Throughout the trial the man who came to the United States as a child and took citizenship in 2012, sat in silence, at times fidgeting but expressing little emotion.
On Wednesday, more than 20 victims and their relatives addressed the court, making harrowing impact statements summing up their grief, pain, anger and at times forgiveness.
The first to speak was the mother of Krystle Campbell, a young woman killed in the April 15, 2013 bombings.
"The choices you made were despicable," said Patricia Campbell, addressing Tsarnaev directly as he bowed his head.
"What you did to my daughter was disgusting. The jury did the right thing."
Bill Richard, the father of the youngest victim, eight-year-old Martin, said he would have preferred Tsarnaev receive a life sentence but said the attacks were "all on him."
Tsarnaev, Richard said, could have stopped his brother, changed his mind and "walked away with a minimal sense of humanity."
"He chose hate.
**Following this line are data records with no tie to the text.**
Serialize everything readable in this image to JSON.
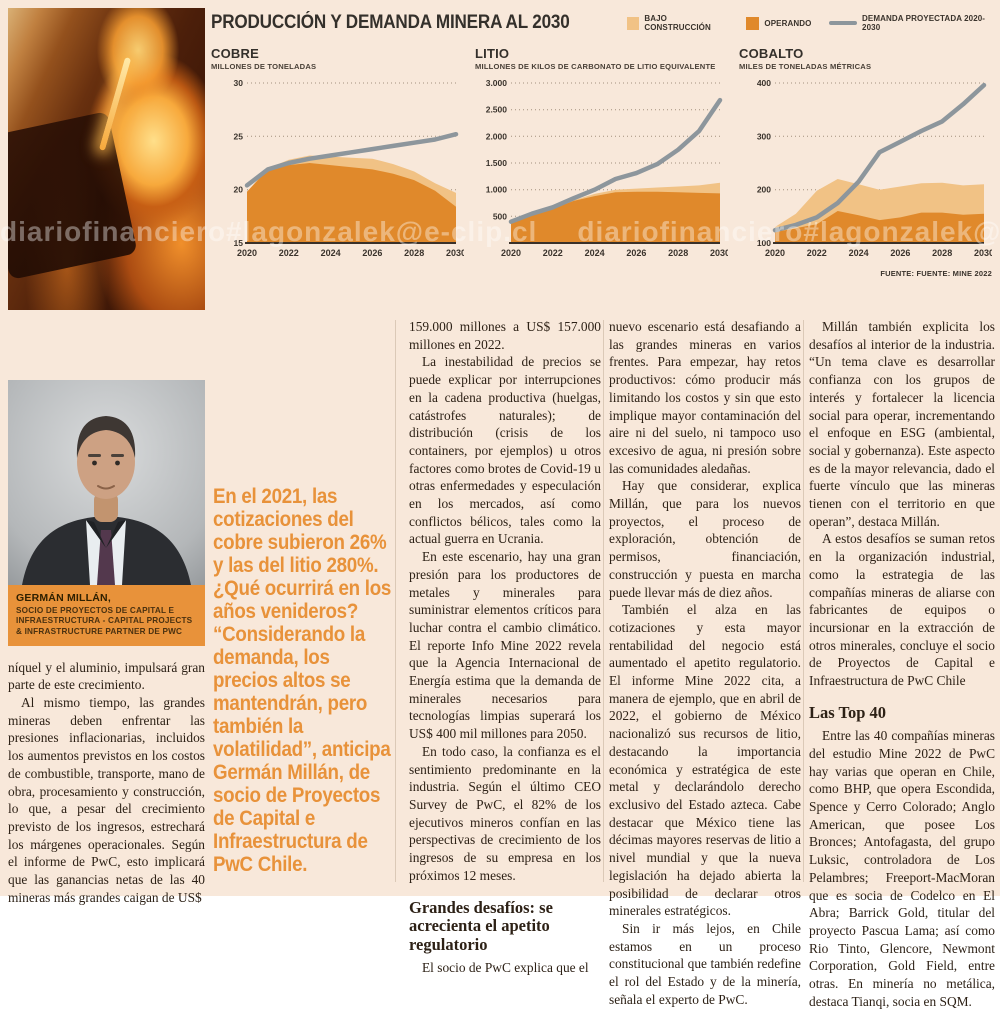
{
  "page": {
    "background": "#f8e8da",
    "accent": "#e8923a",
    "ink": "#2d2116"
  },
  "watermark": {
    "text": "diariofinanciero#lagonzalek@e-clip.cl"
  },
  "infographic": {
    "title": "PRODUCCIÓN Y DEMANDA MINERA AL 2030",
    "source": "FUENTE: FUENTE: MINE 2022",
    "legend": [
      {
        "label": "BAJO CONSTRUCCIÓN",
        "color": "#f1c285",
        "type": "swatch"
      },
      {
        "label": "OPERANDO",
        "color": "#e0892b",
        "type": "swatch"
      },
      {
        "label": "DEMANDA PROYECTADA 2020-2030",
        "color": "#8d969c",
        "type": "line"
      }
    ]
  },
  "colors": {
    "construccion": "#f1c285",
    "operando": "#e0892b",
    "demanda": "#8d969c",
    "axis": "#3a332c",
    "grid": "#8d7b66",
    "baseline": "#3a3129"
  },
  "chart_data": [
    {
      "type": "area",
      "title": "COBRE",
      "subtitle": "MILLONES DE TONELADAS",
      "x": [
        2020,
        2021,
        2022,
        2023,
        2024,
        2025,
        2026,
        2027,
        2028,
        2029,
        2030
      ],
      "xticks": [
        2020,
        2022,
        2024,
        2026,
        2028,
        2030
      ],
      "ylim": [
        15,
        30
      ],
      "yticks": [
        30,
        25,
        20,
        15
      ],
      "ytick_labels": [
        "30",
        "25",
        "20",
        "15"
      ],
      "series": [
        {
          "name": "OPERANDO",
          "role": "area_operando",
          "values": [
            19.8,
            21.9,
            22.3,
            22.5,
            22.3,
            22.1,
            21.9,
            21.5,
            20.9,
            19.9,
            18.4
          ]
        },
        {
          "name": "OPERANDO + BAJO CONSTRUCCIÓN",
          "role": "area_total",
          "values": [
            19.8,
            22.0,
            22.8,
            23.2,
            23.1,
            23.0,
            22.9,
            22.4,
            21.7,
            20.6,
            19.7
          ]
        },
        {
          "name": "DEMANDA PROYECTADA 2020-2030",
          "role": "line_demanda",
          "values": [
            20.4,
            21.9,
            22.5,
            22.9,
            23.2,
            23.5,
            23.8,
            24.1,
            24.4,
            24.7,
            25.2
          ]
        }
      ]
    },
    {
      "type": "area",
      "title": "LITIO",
      "subtitle": "MILLONES DE KILOS DE CARBONATO DE LITIO EQUIVALENTE",
      "x": [
        2020,
        2021,
        2022,
        2023,
        2024,
        2025,
        2026,
        2027,
        2028,
        2029,
        2030
      ],
      "xticks": [
        2020,
        2022,
        2024,
        2026,
        2028,
        2030
      ],
      "ylim": [
        0,
        3000
      ],
      "yticks": [
        3000,
        2500,
        2000,
        1500,
        1000,
        500
      ],
      "ytick_labels": [
        "3.000",
        "2.500",
        "2.000",
        "1.500",
        "1.000",
        "500"
      ],
      "series": [
        {
          "name": "OPERANDO",
          "role": "area_operando",
          "values": [
            420,
            520,
            640,
            790,
            880,
            950,
            960,
            960,
            950,
            940,
            930
          ]
        },
        {
          "name": "OPERANDO + BAJO CONSTRUCCIÓN",
          "role": "area_total",
          "values": [
            420,
            525,
            650,
            800,
            920,
            1000,
            1020,
            1040,
            1060,
            1080,
            1130
          ]
        },
        {
          "name": "DEMANDA PROYECTADA 2020-2030",
          "role": "line_demanda",
          "values": [
            400,
            550,
            670,
            840,
            1000,
            1200,
            1310,
            1480,
            1750,
            2100,
            2680
          ]
        }
      ]
    },
    {
      "type": "area",
      "title": "COBALTO",
      "subtitle": "MILES DE TONELADAS MÉTRICAS",
      "x": [
        2020,
        2021,
        2022,
        2023,
        2024,
        2025,
        2026,
        2027,
        2028,
        2029,
        2030
      ],
      "xticks": [
        2020,
        2022,
        2024,
        2026,
        2028,
        2030
      ],
      "ylim": [
        100,
        400
      ],
      "yticks": [
        400,
        300,
        200,
        100
      ],
      "ytick_labels": [
        "400",
        "300",
        "200",
        "100"
      ],
      "series": [
        {
          "name": "OPERANDO",
          "role": "area_operando",
          "values": [
            120,
            128,
            135,
            160,
            152,
            143,
            148,
            157,
            157,
            153,
            155
          ]
        },
        {
          "name": "OPERANDO + BAJO CONSTRUCCIÓN",
          "role": "area_total",
          "values": [
            130,
            155,
            198,
            220,
            210,
            200,
            206,
            212,
            213,
            208,
            210
          ]
        },
        {
          "name": "DEMANDA PROYECTADA 2020-2030",
          "role": "line_demanda",
          "values": [
            124,
            134,
            148,
            175,
            215,
            270,
            290,
            310,
            328,
            360,
            396
          ]
        }
      ]
    }
  ],
  "photo_caption": {
    "name": "GERMÁN MILLÁN,",
    "role": "SOCIO DE PROYECTOS DE CAPITAL E INFRAESTRUCTURA - CAPITAL PROJECTS & INFRASTRUCTURE PARTNER DE PWC"
  },
  "pull_quote": {
    "text": "En el 2021, las cotizaciones del cobre subieron 26% y las del litio 280%. ¿Qué ocurrirá en los años venideros? “Considerando la demanda, los precios altos se mantendrán, pero también la volatilidad”, anticipa Germán Millán, de socio de Proyectos de Capital e Infraestructura de PwC Chile."
  },
  "columns": {
    "col1": [
      {
        "t": "p",
        "indent": false,
        "text": "níquel y el aluminio, impulsará gran parte de este crecimiento."
      },
      {
        "t": "p",
        "indent": true,
        "text": "Al mismo tiempo, las grandes mineras deben enfrentar las presiones inflacionarias, incluidos los aumentos previstos en los costos de combustible, transporte, mano de obra, procesamiento y construcción, lo que, a pesar del crecimiento previsto de los ingresos, estrechará los márgenes operacionales. Según el informe de PwC, esto implicará que las ganancias netas de las 40 mineras más grandes caigan de US$"
      }
    ],
    "col3": [
      {
        "t": "p",
        "indent": false,
        "text": "159.000 millones a US$ 157.000 millones en 2022."
      },
      {
        "t": "p",
        "indent": true,
        "text": "La inestabilidad de precios se puede explicar por interrupciones en la cadena productiva (huelgas, catástrofes naturales); de distribución (crisis de los containers, por ejemplos) u otros factores como brotes de Covid-19 u otras enfermedades y especulación en los mercados, así como conflictos bélicos, tales como la actual guerra en Ucrania."
      },
      {
        "t": "p",
        "indent": true,
        "text": "En este escenario, hay una gran presión para los productores de metales y minerales para suministrar elementos críticos para luchar contra el cambio climático. El reporte Info Mine 2022 revela que la Agencia Internacional de Energía estima que la demanda de minerales necesarios para tecnologías limpias superará los US$ 400 mil millones para 2050."
      },
      {
        "t": "p",
        "indent": true,
        "text": "En todo caso, la confianza es el sentimiento predominante en la industria. Según el último CEO Survey de PwC, el 82% de los ejecutivos mineros confían en las perspectivas de crecimiento de los ingresos de su empresa en los próximos 12 meses."
      },
      {
        "t": "h",
        "text": "Grandes desafíos: se acrecienta el apetito regulatorio"
      },
      {
        "t": "p",
        "indent": true,
        "text": "El socio de PwC explica que el"
      }
    ],
    "col4": [
      {
        "t": "p",
        "indent": false,
        "text": "nuevo escenario está desafiando a las grandes mineras en varios frentes. Para empezar, hay retos productivos: cómo producir más limitando los costos y sin que esto implique mayor contaminación del aire ni del suelo, ni tampoco uso excesivo de agua, ni presión sobre las comunidades aledañas."
      },
      {
        "t": "p",
        "indent": true,
        "text": "Hay que considerar, explica Millán, que para los nuevos proyectos, el proceso de exploración, obtención de permisos, financiación, construcción y puesta en marcha puede llevar más de diez años."
      },
      {
        "t": "p",
        "indent": true,
        "text": "También el alza en las cotizaciones y esta mayor rentabilidad del negocio está aumentado el apetito regulatorio. El informe Mine 2022 cita, a manera de ejemplo, que en abril de 2022, el gobierno de México nacionalizó sus recursos de litio, destacando la importancia económica y estratégica de este metal y declarándolo derecho exclusivo del Estado azteca. Cabe destacar que México tiene las décimas mayores reservas de litio a nivel mundial y que la nueva legislación ha dejado abierta la posibilidad de declarar otros minerales estratégicos."
      },
      {
        "t": "p",
        "indent": true,
        "text": "Sin ir más lejos, en Chile estamos en un proceso constitucional que también redefine el rol del Estado y de la minería, señala el experto de PwC."
      }
    ],
    "col5": [
      {
        "t": "p",
        "indent": true,
        "text": "Millán también explicita los desafíos al interior de la industria. “Un tema clave es desarrollar confianza con los grupos de interés y fortalecer la licencia social para operar, incrementando el enfoque en ESG (ambiental, social y gobernanza). Este aspecto es de la mayor relevancia, dado el fuerte vínculo que las mineras tienen con el territorio en que operan”, destaca Millán."
      },
      {
        "t": "p",
        "indent": true,
        "text": "A estos desafíos se suman retos en la organización industrial, como la estrategia de las compañías mineras de aliarse con fabricantes de equipos o incursionar en la extracción de otros minerales, concluye el socio de Proyectos de Capital e Infraestructura de PwC Chile"
      },
      {
        "t": "h",
        "text": "Las Top 40"
      },
      {
        "t": "p",
        "indent": true,
        "text": "Entre las 40 compañías mineras del estudio Mine 2022 de PwC hay varias que operan en Chile, como BHP, que opera Escondida, Spence y Cerro Colorado; Anglo American, que posee Los Bronces; Antofagasta, del grupo Luksic, controladora de Los Pelambres; Freeport-MacMoran que es socia de Codelco en El Abra; Barrick Gold, titular del proyecto Pascua Lama; así como Rio Tinto, Glencore, Newmont Corporation, Gold Field, entre otras. En minería no metálica, destaca Tianqi, socia en SQM."
      }
    ]
  }
}
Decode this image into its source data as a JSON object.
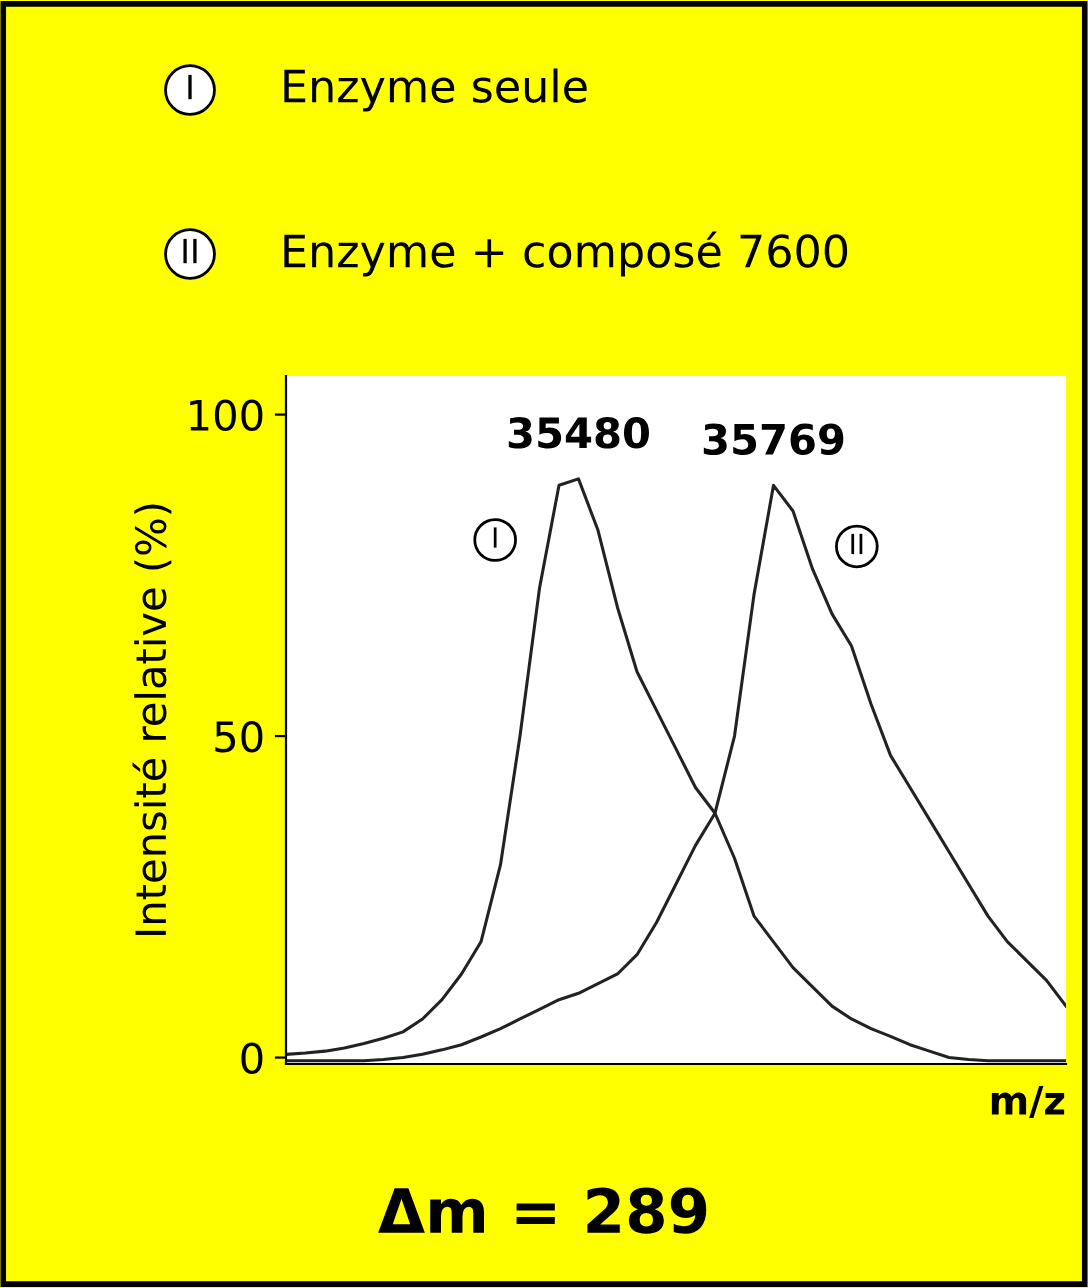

He chose destruction. He chose death," Richard said.
"We choose love. We choose kindness. We choose peace. That is what makes us different."
Defense lawyer Judy Clarke told the court that Tsarnaev had offered to plead guilty last year, but Wednesday's remarks were the first time that her client had expressed any public remorse.
At the penalty phase of the trial, a prominent Catholic nun, Sister Helen Prejean, who visited him in jail said that he did to her.
"No one deserves to suffer like they did," she quoted him as saying.
The bombings wounded 264 people, including 17 who lost limbs, near the finish line at the northeastern city's popular marathon.
It took the jury more than 14 hours to choose death rather than life imprisonment for Tsarnaev on six counts.
It was a stinging defeat for the defense, who argued that Tsarnaev was a "lost kid" who would never have committed such horrors without being manipulated by his older brother.
The brothers went on the run and killed a police officer, before Tamerlan was shot dead and Tsarnaev arrested, four days later.
He was found, injured, in a grounded boat on which he had scrawled a bloody message defending the attacks as a means to avenge US wars in Iraq and Afghanistan.
The death sentence is possible only under federal law. The state of Massachusetts outlawed capital punishment in 1947 and opinion polls had suggested residents favored a life sentence for Tsarnaev.
During the trial, government prosecutors argued Tsarnaev was a remorseless terrorist who deserved to die and declared that life imprisonment would be the "minimum" punishment.